Die Simulationen zeigen, dass sich das Reservoir für die Sternentstehung (kaltes und dichtes Gas) vorwiegend in der atomaren Phase befindet, im Gegensatz zu der Situation in Spiralgalaxien. Dies rührt daher, da es viel länger dauert, bis sich molekularer Wasserstoff in einer wenig Metall-reichen Umgebung bildet. Da das ISM durch Supernova-Explosionen ständig geschüttelt und durchmischt wird, bleibt dem molekularen Wasserstoff keine Zeit seine (chemische) Gleichgewichtshäufigkeit zu erreichen. Die Supernova-Explosionen lösen Turbulenzen und Schocks aus und bringen so Energie und Impuls viel schneller ein, als das Gas durch Strahlungsprozesse abtransportieren kann. Das Gas als solches wird damit auch aus dem thermischen Gleichgewicht (Abb. 2) gebracht.

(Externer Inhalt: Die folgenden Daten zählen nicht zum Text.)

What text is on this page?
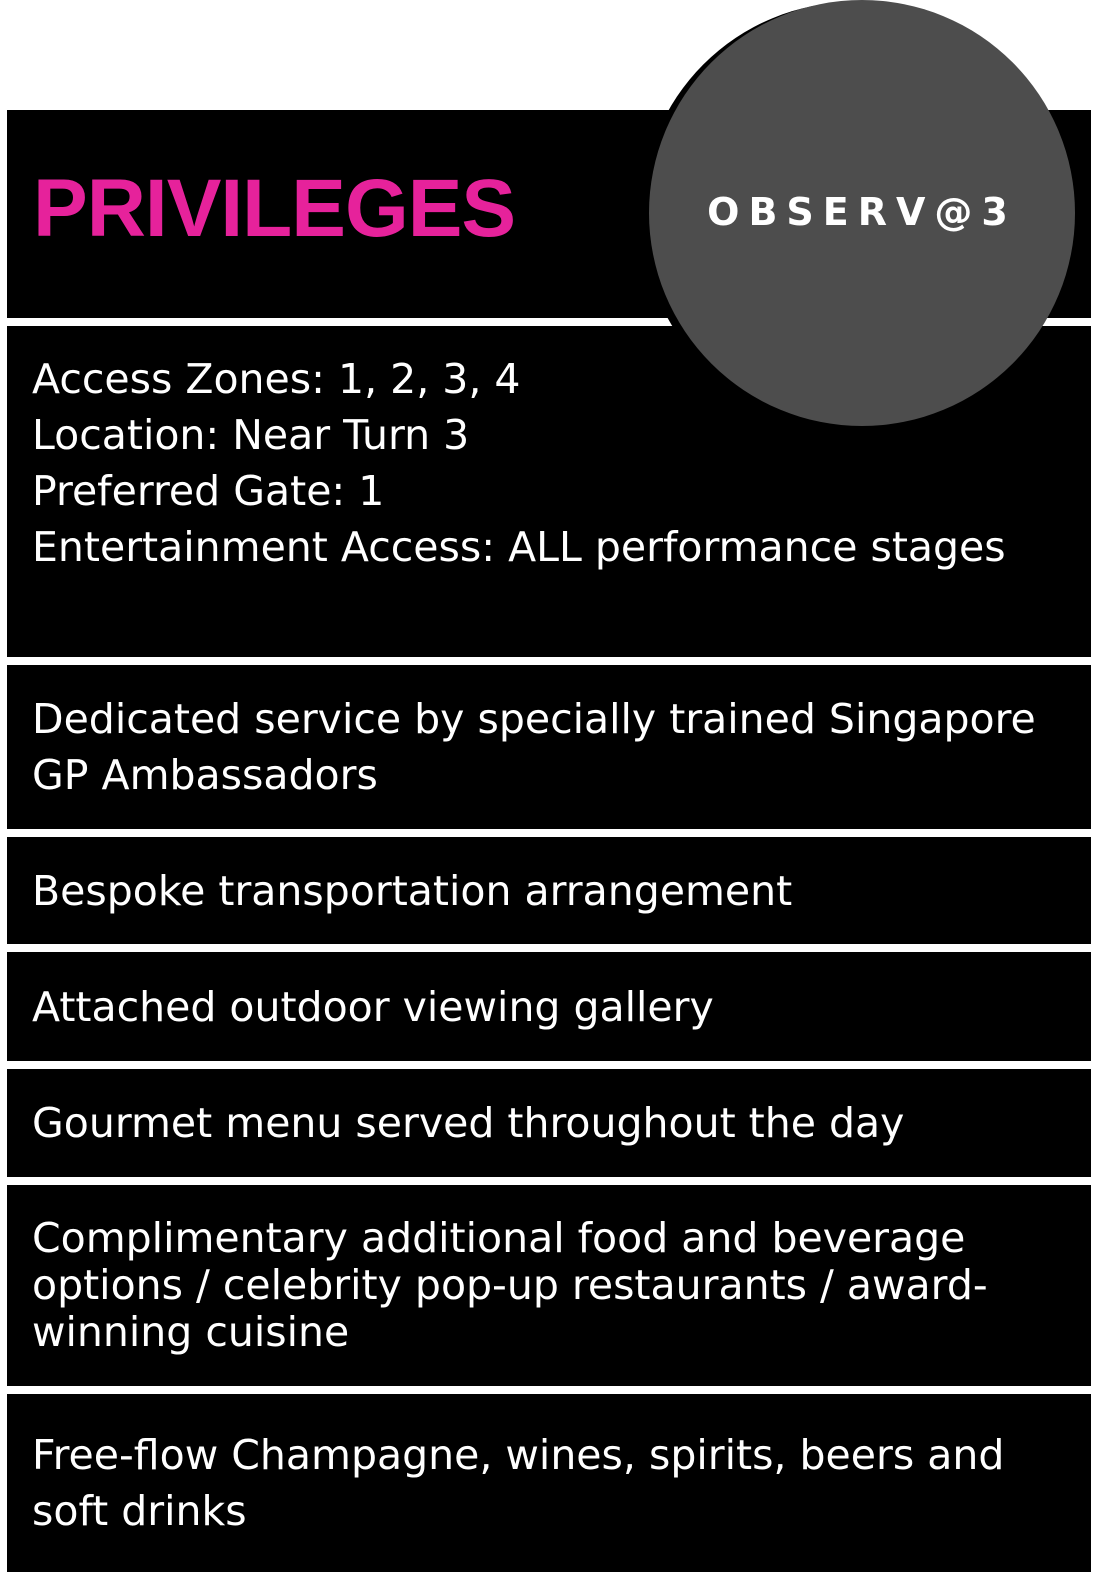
PRIVILEGES	OBSERV@3

Access Zones: 1, 2, 3, 4

Location: Near Turn 3

Preferred Gate: 1

Entertainment Access: ALL performance stages

Dedicated service by specially trained Singapore GP Ambassadors
Bespoke transportation arrangement
Attached outdoor viewing gallery
Gourmet menu served throughout the day
Complimentary additional food and beverage options / celebrity pop-up restaurants / award-winning cuisine
Free-flow Champagne, wines, spirits, beers and soft drinks
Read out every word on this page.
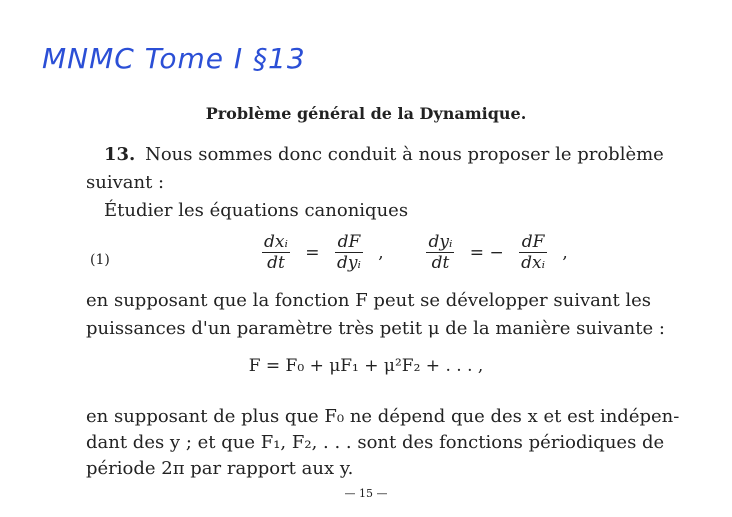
MNMC Tome I §13
Problème général de la Dynamique.
13. Nous sommes donc conduit à nous proposer le problème
suivant :
Étudier les équations canoniques
(1)	$\frac{\text{dxᵢ}}{dt} = \frac{dF}{\text{dyᵢ}}$ ,	$\frac{\text{dyᵢ}}{dt}$ = − $\frac{dF}{\text{dxᵢ}}$ ,
en supposant que la fonction F peut se développer suivant les
puissances d'un paramètre très petit μ de la manière suivante :
F = F₀ + μF₁ + μ²F₂ + . . . ,
en supposant de plus que F₀ ne dépend que des x et est indépen-
dant des y ; et que F₁, F₂, . . . sont des fonctions périodiques de
période 2π par rapport aux y.
— 15 —
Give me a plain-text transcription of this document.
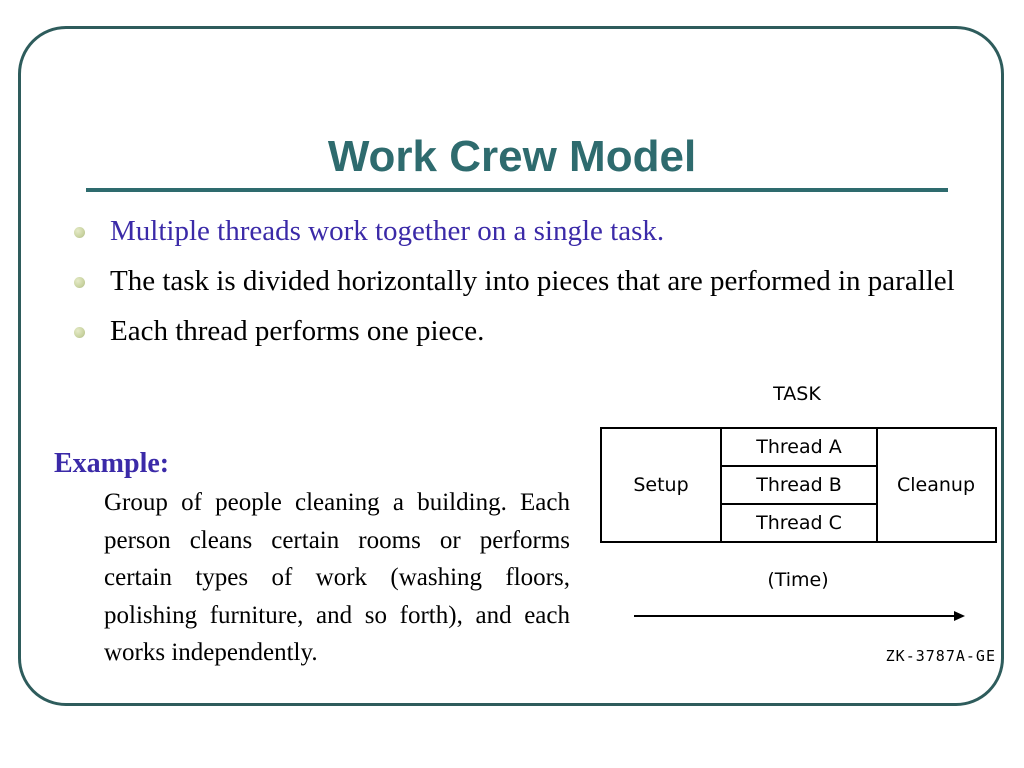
Work Crew Model
Multiple threads work together on a single task.
The task is divided horizontally into pieces that are performed in parallel
Each thread performs one piece.
Example:

Group of people cleaning a building. Each person cleans certain rooms or performs certain types of work (washing floors, polishing furniture, and so forth), and each works independently.

TASK
Setup
Thread A
Thread B
Thread C
Cleanup
(Time)
ZK-3787A-GE
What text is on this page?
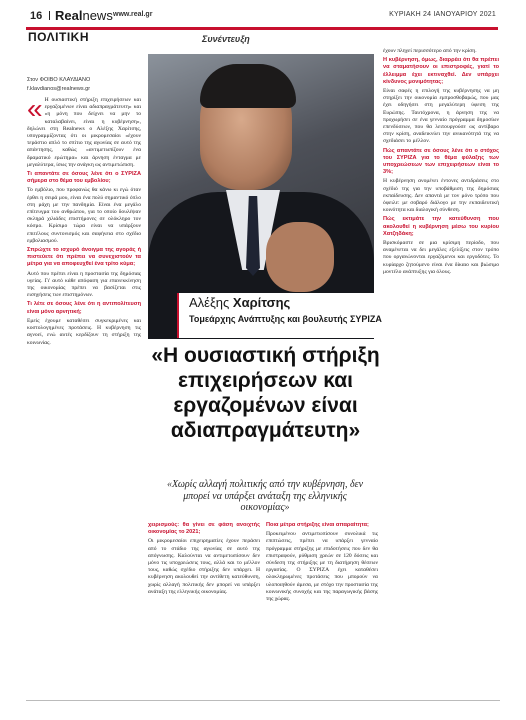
16 Realnews www.real.gr	ΚΥΡΙΑΚΗ 24 ΙΑΝΟΥΑΡΙΟΥ 2021
ΠΟΛΙΤΙΚΗ	Συνέντευξη
Στον ΦΟΙΒΟ ΚΛΑΥΔΙΑΝΟ
f.klavdianos@realnews.gr
Αλέξης Χαρίτσης
Τομεάρχης Ανάπτυξης και βουλευτής ΣΥΡΙΖΑ

« Η ουσιαστική στήριξη επιχειρήσεων και εργαζομένων είναι αδιαπραγμάτευτη» και «η μόνη που δείχνει να μην το καταλαβαίνει, είναι η κυβέρνηση», δηλώνει στη Realnews ο Αλέξης Χαρίτσης, υπογραμμίζοντας ότι οι μικρομεσαίοι «έχουν τεράστιο απλό το σπίτιο της αγωνίας σε αυτό της απάντησης, καθώς «αντιμετωπίζουν ένα δραματικό ερώτημα» και άρνηση ένταγμα με μεγαλύτερα, ίσως την ανάγκη ως αντιμετώπιση.

Τι απαντάτε σε όσους λένε ότι ο ΣΥΡΙΖΑ σήμερα στο θέμα του εμβολίου;

Το εμβόλιο, που προφανώς θα κάνω κι εγώ όταν έρθει η σειρά μου, είναι ένα πολύ σημαντικό όπλο στη μάχη με την πανδημία. Είναι ένα μεγάλο επίτευγμα του ανθρώπου, για το οποίο δουλέψαν σκληρά χιλιάδες επιστήμονες σε ολόκληρο τον κόσμο. Κρίσιμο τώρα είναι να υπάρξουν επιτέλους συντονισμός και σαφήνεια στο σχέδιο εμβολιασμού.

Σπρώχτε το ισχυρό άνοιγμα της αγοράς ή πιστεύετε ότι πρέπει να συνεχιστούν τα μέτρα για να αποφευχθεί ένα τρίτο κύμα;

Αυτό που πρέπει είναι η προστασία της δημόσιας υγείας. Γι' αυτό κάθε απόφαση για επανεκκίνηση της οικονομίας πρέπει να βασίζεται στις εισηγήσεις των επιστημόνων.

Τι λέτε σε όσους λένε ότι η αντιπολίτευση είναι μόνο αρνητική;

Εμείς έχουμε καταθέσει συγκεκριμένες και κοστολογημένες προτάσεις. Η κυβέρνηση τις αγνοεί, ενώ αυτές κερδίζουν τη στήριξη της κοινωνίας.

έχουν πληγεί περισσότερο από την κρίση.

Η κυβέρνηση, όμως, διαρρέει ότι θα πρέπει να σταματήσουν οι επιστροφές, γιατί το έλλειμμα έχει εκτιναχθεί. Δεν υπάρχει κίνδυνος μονιμότητας;

Είναι σαφές η επιλογή της κυβέρνησης να μη στηρίξει την οικονομία εμπροσθοβαρώς, που μας έχει οδηγήσει στη μεγαλύτερη ύφεση της Ευρώπης. Ταυτόχρονα, η άρνηση της να προχωρήσει σε ένα γενναίο πρόγραμμα δημοσίων επενδύσεων, που θα λειτουργούσε ως αντίβαρο στην κρίση, αναδεικνύει την ανικανότητά της να σχεδιάσει το μέλλον.

Πώς απαντάτε σε όσους λένε ότι ο στόχος του ΣΥΡΙΖΑ για το θέμα φύλαξης των υποχρεώσεων των επιχειρήσεων είναι το 3%;

Η κυβέρνηση ανομένει έντονες αντιδράσεις στο σχέδιό της για την υποβάθμιση της δημόσιας εκπαίδευσης. Δεν απαντά με τον μόνο τρόπο που όφειλε: με σοβαρό διάλογο με την εκπαιδευτική κοινότητα και διαλογική σύνθεση.

Πώς εκτιμάτε την κατεύθυνση που ακολουθεί η κυβέρνηση μέσω του κυρίου Χατζηδάκη;

Βρισκόμαστε σε μια κρίσιμη περίοδο, που αναμένεται να δει μεγάλες εξελίξεις στον τρόπο που οργανώνονται εργαζόμενοι και εργοδότες. Το κυρίαρχο ζητούμενο είναι ένα δίκαιο και βιώσιμο μοντέλο ανάπτυξης για όλους.

«Η ουσιαστική στήριξη επιχειρήσεων και εργαζομένων είναι αδιαπραγμάτευτη»
«Χωρίς αλλαγή πολιτικής από την κυβέρνηση, δεν μπορεί να υπάρξει ανάταξη της ελληνικής οικονομίας»

χειρισμούς: θα γίνει σε φάση ανοιχτής οικονομίας το 2021;

Οι μικρομεσαίοι επιχειρηματίες έχουν περάσει από το στάδιο της αγωνίας σε αυτό της απόγνωσης. Καλούνται να αντιμετωπίσουν δεν μόνο τις υποχρεώσεις τους, αλλά και το μέλλον τους, καθώς σχέδιο στήριξης δεν υπάρχει. Η κυβέρνηση ακολουθεί την αντίθετη κατεύθυνση, χωρίς αλλαγή πολιτικής δεν μπορεί να υπάρξει ανάταξη της ελληνικής οικονομίας.

Ποια μέτρα στήριξης είναι απαραίτητα;

Προκειμένου αντιμετωπίσουν συνολικά τις επιπτώσεις, πρέπει να υπάρξει γενναίο πρόγραμμα στήριξης με επιδοτήσεις που δεν θα επιστραφούν, ρύθμιση χρεών σε 120 δόσεις και σύνδεση της στήριξης με τη διατήρηση θέσεων εργασίας. Ο ΣΥΡΙΖΑ έχει καταθέσει ολοκληρωμένες προτάσεις που μπορούν να υλοποιηθούν άμεσα, με στόχο την προστασία της κοινωνικής συνοχής και της παραγωγικής βάσης της χώρας.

Vergleicht man die Kennicutt-Schmidt-Relation dieser Simulationen mit Beobachtungen von Zwerggalaxien, ergibt sich eine gute Übereinstimmung (Abb. 3). Die längeren Zeitskalen im Vergleich zu Spiralgalaxien (mit etwa 2 Milliarden Jahren) ergeben sich, weil das Gas im äußeren Teil der Galaxie nicht gekühlt wird. Wie oben erläutert, verhindert dies die Bildung kalten Gases im ISM, die für eine effektive Sternentstehung notwendig sind.

Die Simulationen zeigen auch, dass eine Änderung in der Häufigkeit von Staub oder der interstellaren UV-Strahlung zwar einen dramatischen Einfluss auf die Häufigkeit von Molekülen hat, die thermischen Gaseigenschaften werden davon aber nicht beeinträchtigt. Dies deutet darauf hin, dass der molekulare Wasserstoff in Zwerggalaxien bei der Sternentstehung kaum eine Rolle spielt und damit kein guter Indikator ist - im Gegensatz zu Sprialgalaxien wie unsere Milchstraße.

Chia-Yu Hu & Thorsten Naab
(Stefanie Walch, Simon Glover, Paul Clark)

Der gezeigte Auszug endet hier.